Tim Gosling by Tim Gosling |

If you have ever wondered why workplace pension schemes frequently offer limited investment choice and focus on the default fund, the answer is jam, and Sweden.

In setting up pension systems both policymakers and pension schemes looked extensively at both the behavioural economics literature. They tended to take in both experimental and real-world studies. Sheena Iyengar’s work on choice showed that in both a retail environment (the sale of jam) and in pension plan design, offering many choices could discourage people from making a choice. In some cases, with US 401k plans, where investment choice could be a mandatory part of plan design, having to make a choice could put people off joining a pension scheme altogether. These studies are one of the reasons why schemes frequently offer a focused range of funds, in contrast to retail platform providers. From the way newer SIPP consolidators are put together, it looks like they’ve been reading the same papers too.

Investment choice for pension savers was initially encouraged

Sweden, meanwhile, is one of the only countries that has deliberately encouraged investment choice in DC. The experiment went badly but did so in a very informative manner. The bulk of Swedish state pension entitlement is a notional DC scheme, run on a pay as you go basis, funded out of taxation. There is a smaller top up scheme, called PPM, which is a funded DC.
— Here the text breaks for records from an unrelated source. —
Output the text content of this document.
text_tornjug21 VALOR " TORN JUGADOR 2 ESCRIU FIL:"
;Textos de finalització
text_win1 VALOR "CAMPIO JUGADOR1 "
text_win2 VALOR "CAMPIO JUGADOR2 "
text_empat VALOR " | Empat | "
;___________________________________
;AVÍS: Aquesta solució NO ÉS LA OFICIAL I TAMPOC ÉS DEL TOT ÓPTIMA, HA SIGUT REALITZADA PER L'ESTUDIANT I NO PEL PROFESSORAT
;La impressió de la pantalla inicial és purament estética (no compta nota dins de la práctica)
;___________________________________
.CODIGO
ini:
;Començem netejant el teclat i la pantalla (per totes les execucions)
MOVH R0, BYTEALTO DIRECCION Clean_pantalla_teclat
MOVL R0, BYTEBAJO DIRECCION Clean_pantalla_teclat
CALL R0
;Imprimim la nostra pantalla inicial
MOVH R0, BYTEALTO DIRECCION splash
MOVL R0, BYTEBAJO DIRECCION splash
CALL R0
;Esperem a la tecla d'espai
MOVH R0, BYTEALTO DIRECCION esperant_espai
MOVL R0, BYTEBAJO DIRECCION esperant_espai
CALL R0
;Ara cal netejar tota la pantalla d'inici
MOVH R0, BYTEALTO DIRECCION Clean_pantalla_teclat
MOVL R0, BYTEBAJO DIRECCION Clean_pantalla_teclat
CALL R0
At its launch in 2000, the Swedish government not only allowed but encouraged investment choice in the scheme through a nationwide advertising campaign. 456 funds were offered through PPM and 66.8% of those who started saving into PPM in 2000 made an elective investment choice and chose not to use AP7, the default fund.
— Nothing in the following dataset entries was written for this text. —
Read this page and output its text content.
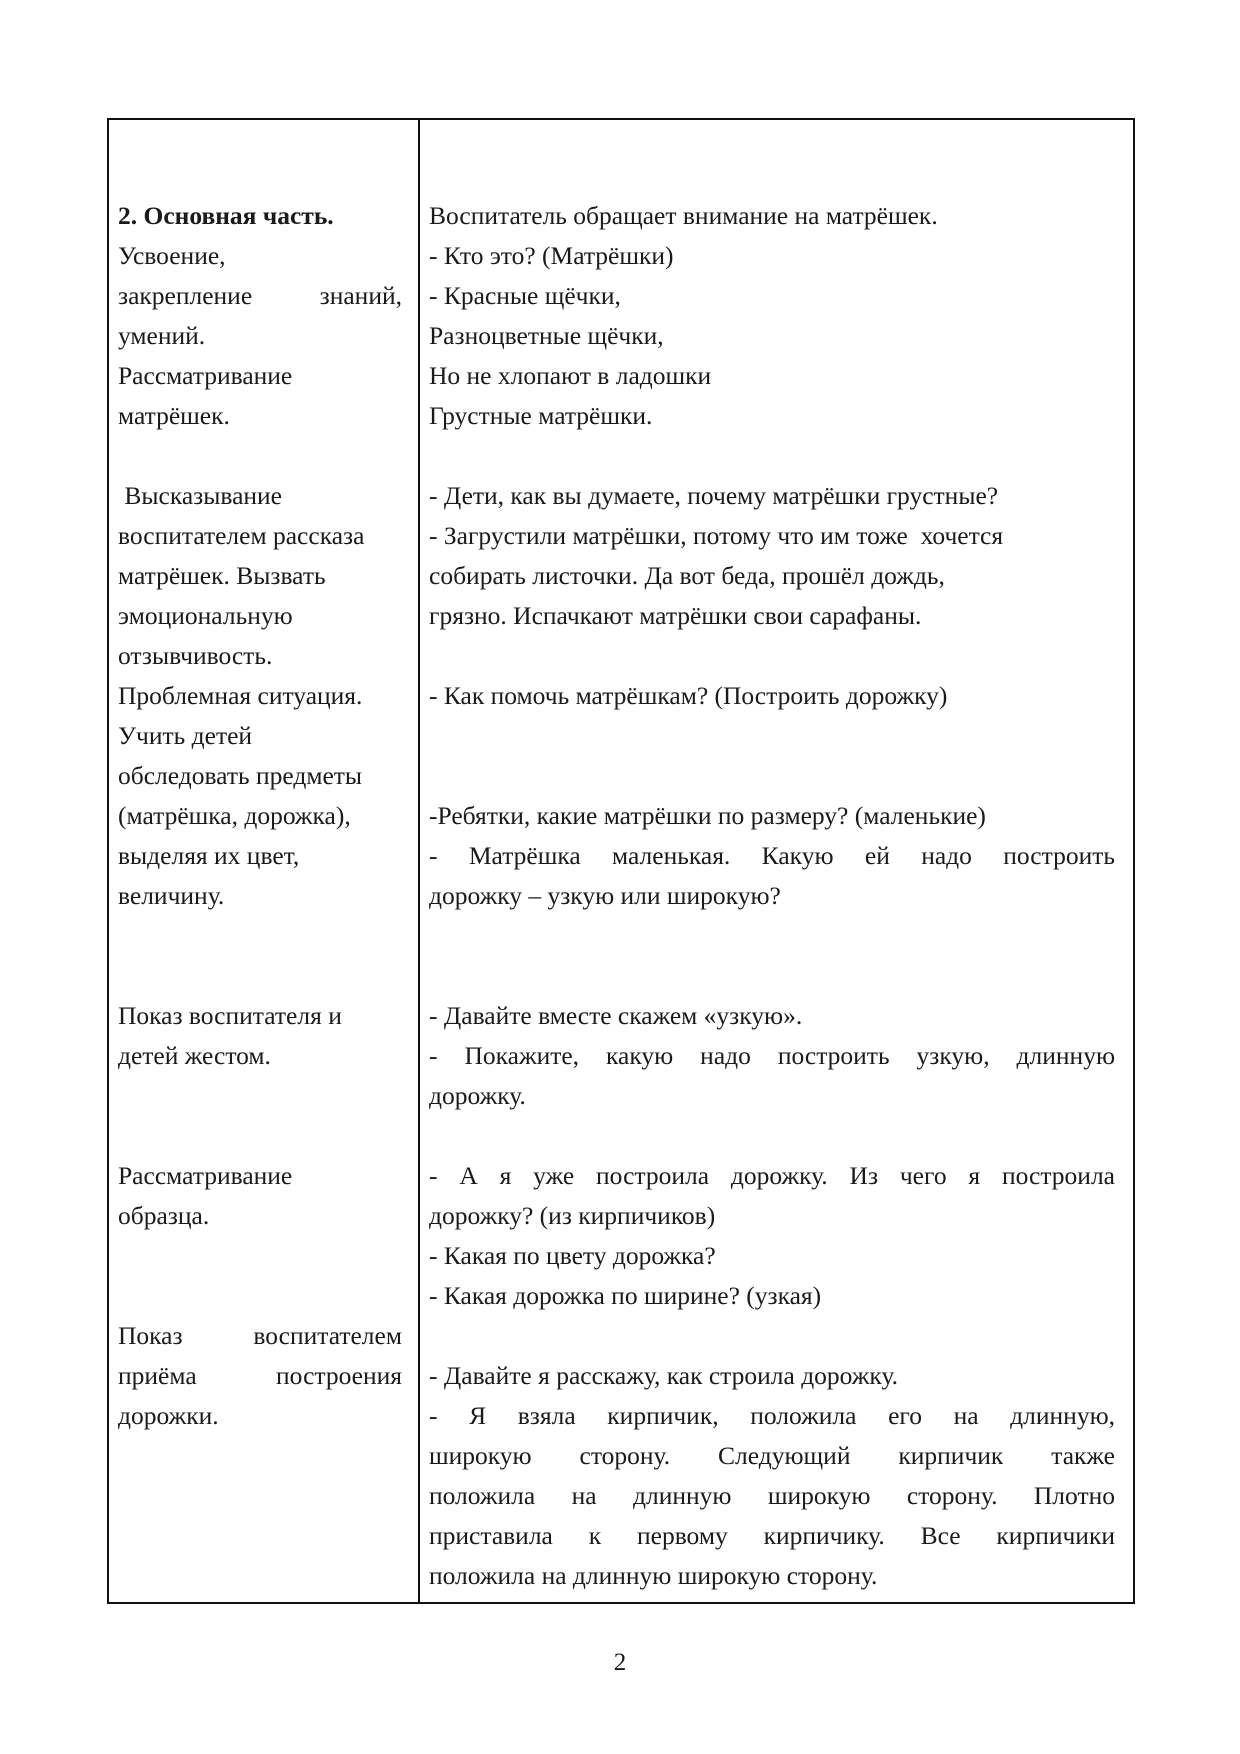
2. Основная часть.
Усвоение,
закрепление знаний,
умений.
Рассматривание
матрёшек.
Высказывание
воспитателем рассказа
матрёшек. Вызвать
эмоциональную
отзывчивость.
Проблемная ситуация.
Учить детей
обследовать предметы
(матрёшка, дорожка),
выделяя их цвет,
величину.
Показ воспитателя и
детей жестом.
Рассматривание
образца.
Показ воспитателем
приёма построения
дорожки.
Воспитатель обращает внимание на матрёшек.
- Кто это? (Матрёшки)
- Красные щёчки,
Разноцветные щёчки,
Но не хлопают в ладошки
Грустные матрёшки.
- Дети, как вы думаете, почему матрёшки грустные?
- Загрустили матрёшки, потому что им тоже  хочется
собирать листочки. Да вот беда, прошёл дождь,
грязно. Испачкают матрёшки свои сарафаны.
- Как помочь матрёшкам? (Построить дорожку)
-Ребятки, какие матрёшки по размеру? (маленькие)
- Матрёшка маленькая. Какую ей надо построить
дорожку – узкую или широкую?
- Давайте вместе скажем «узкую».
- Покажите, какую надо построить узкую, длинную
дорожку.
- А я уже построила дорожку. Из чего я построила
дорожку? (из кирпичиков)
- Какая по цвету дорожка?
- Какая дорожка по ширине? (узкая)
- Давайте я расскажу, как строила дорожку.
- Я взяла кирпичик, положила его на длинную,
широкую сторону. Следующий кирпичик также
положила на длинную широкую сторону. Плотно
приставила к первому кирпичику. Все кирпичики
положила на длинную широкую сторону.
2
Outcomes for this group of self-selectors was materially worse. They tended to overweight Swedish stocks and tech stocks (during the end of the dotcom bubble) and critically, tended not to rebalance their portfolios over time. Investors in the AP7 default fund, meanwhile, received better outcomes.

Self-selection of funds was not a success

This case study has been so impactful that it is hard to think of another national DC system that has followed the Swedish route. Indeed, Sweden no longer encourages choice in the same way and has progressively shrunk the number of funds available to PPM savers.
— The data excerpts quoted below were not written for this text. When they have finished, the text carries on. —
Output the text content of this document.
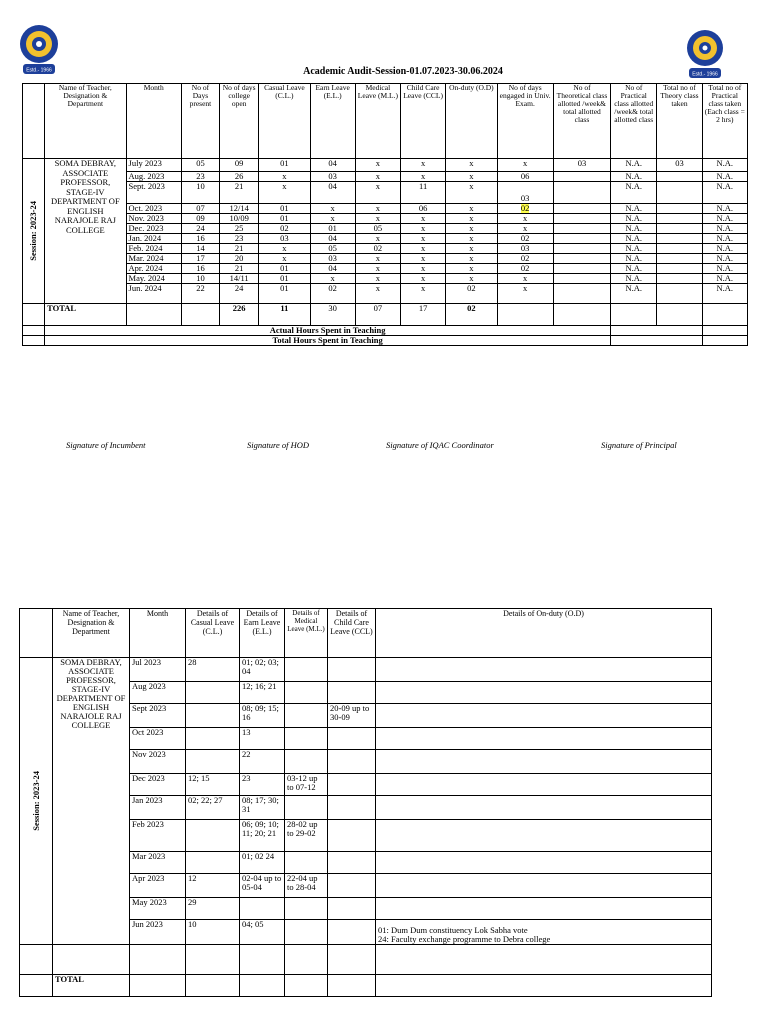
Estd.- 1966
Estd.- 1966
Academic Audit-Session-01.07.2023-30.06.2024
	Name of Teacher, Designation & Department	Month	No of Days present	No of days college open	Casual Leave (C.L.)	Earn Leave (E.L.)	Medical Leave (M.L.)	Child Care Leave (CCL)	On-duty (O.D)	No of days engaged in Univ. Exam.	No of Theoretical class allotted /week& total allotted class	No of Practical class allotted /week& total allotted class	Total no of Theory class taken	Total no of Practical class taken (Each class = 2 hrs)

Session: 2023-24	SOMA DEBRAY, ASSOCIATE PROFESSOR, STAGE-IV DEPARTMENT OF ENGLISH NARAJOLE RAJ COLLEGE	July 2023	05	09	01	04	x	x	x	x	03	N.A.	03	N.A.
		Aug. 2023	23	26	x	03	x	x	x	06		N.A.		N.A.
		Sept. 2023	10	21	x	04	x	11	x	03		N.A.		N.A.
		Oct. 2023	07	12/14	01	x	x	06	x	02		N.A.		N.A.
		Nov. 2023	09	10/09	01	x	x	x	x	x		N.A.		N.A.
		Dec. 2023	24	25	02	01	05	x	x	x		N.A.		N.A.
		Jan. 2024	16	23	03	04	x	x	x	02		N.A.		N.A.
		Feb. 2024	14	21	x	05	02	x	x	03		N.A.		N.A.
		Mar. 2024	17	20	x	03	x	x	x	02		N.A.		N.A.
		Apr. 2024	16	21	01	04	x	x	x	02		N.A.		N.A.
		May. 2024	10	14/11	01	x	x	x	x	x		N.A.		N.A.
		Jun. 2024	22	24	01	02	x	x	02	x		N.A.		N.A.
	TOTAL			226	11	30	07	17	02					
	Actual Hours Spent in Teaching													
	Total Hours Spent in Teaching													
Signature of Incumbent	Signature of HOD	Signature of IQAC Coordinator	Signature of Principal
	Name of Teacher, Designation & Department	Month	Details of Casual Leave (C.L.)	Details of Earn Leave (E.L.)	Details of Medical Leave (M.L.)	Details of Child Care Leave (CCL)	Details of On-duty (O.D)

Session: 2023-24	SOMA DEBRAY, ASSOCIATE PROFESSOR, STAGE-IV DEPARTMENT OF ENGLISH NARAJOLE RAJ COLLEGE	Jul 2023	28	01; 02; 03; 04			
		Aug 2023		12; 16; 21			
		Sept 2023		08; 09; 15; 16		20-09 up to 30-09	
		Oct 2023		13			
		Nov 2023		22			
		Dec 2023	12; 15	23	03-12 up to 07-12		
		Jan 2023	02; 22; 27	08; 17; 30; 31			
		Feb 2023		06; 09; 10; 11; 20; 21	28-02 up to 29-02		
		Mar 2023		01; 02 24			
		Apr 2023	12	02-04 up to 05-04	22-04 up to 28-04		
		May 2023	29				
		Jun 2023	10	04; 05			01: Dum Dum constituency Lok Sabha vote
24: Faculty exchange programme to Debra college

	TOTAL						
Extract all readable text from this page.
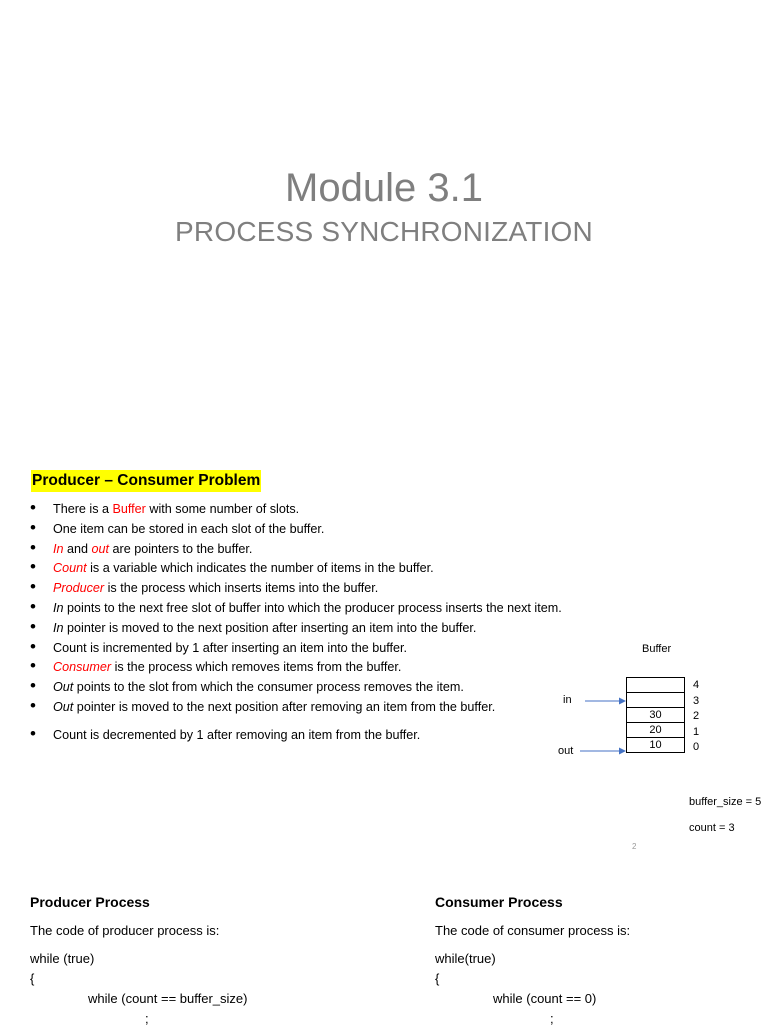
Module 3.1
PROCESS SYNCHRONIZATION
Producer – Consumer Problem
• There is a Buffer with some number of slots.
• One item can be stored in each slot of the buffer.
• In and out are pointers to the buffer.
• Count is a variable which indicates the number of items in the buffer.
• Producer is the process which inserts items into the buffer.
• In points to the next free slot of buffer into which the producer process inserts the next item.
• In pointer is moved to the next position after inserting an item into the buffer.
• Count is incremented by 1 after inserting an item into the buffer.
• Consumer is the process which removes items from the buffer.
• Out points to the slot from which the consumer process removes the item.
• Out pointer is moved to the next position after removing an item from the buffer.
• Count is decremented by 1 after removing an item from the buffer.
Buffer

30
20
10
4
3
2
1
0
in
out
buffer_size = 5
count = 3
2
Producer Process
The code of producer process is:
while (true)
{
while (count == buffer_size)
;
Consumer Process
The code of consumer process is:
while(true)
{
while (count == 0)
;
Henrik Cronqvist and Richard Thaler, who wrote the best-known evaluation of PPM in 2004 were implicitly critical of its initial design. But their more recent work also looks at the permanence of nudges in the Swedish system. Essentially, under some circumstances, once people have been “nudged” by a pension system to do something – or not do it – that decision is quite often very long lasting.

Their more recent work shows how PPM investors tend not to react when major events happen that might affect their investments. In 2011 AP7, the PPM default fund, started using leverage in the form of total return swaps. This resulted in much higher returns but also meant that investors were taking much greater risks. This massive change in the risk profile of the fund people had been nudged into, had very little impact on investor behaviour.

Why nudging savers has its limits

They observed something similar with the Allra fraud, which unfolded in Sweden in 2017. Allra, operated a fund in the PPM system. It routed transactions through Malta, where it skimmed the transactions in the process. From a mechanical perspective, there is nothing particularly interesting about this. But from a human perspective, what’s interesting is the under-reaction by Allra’s investors. In the week after the fraud allegations came to light, only 1.4% of the fund’s investors divested. This rose to 16.5% when the fund’s auditor resigned.

PPM continues to provide actionable insights about the risks of encouraging choice and information about how to structure choices when thinking about the design of DC pension funds. Increasingly, it also provides insights about the strengths and weaknesses of policies based on “nudging” people and the responsibilities that attach to policymakers, providers and regulators once someone has been “nudged”. It remains a system to watch for anyone interested in the future of UK DC.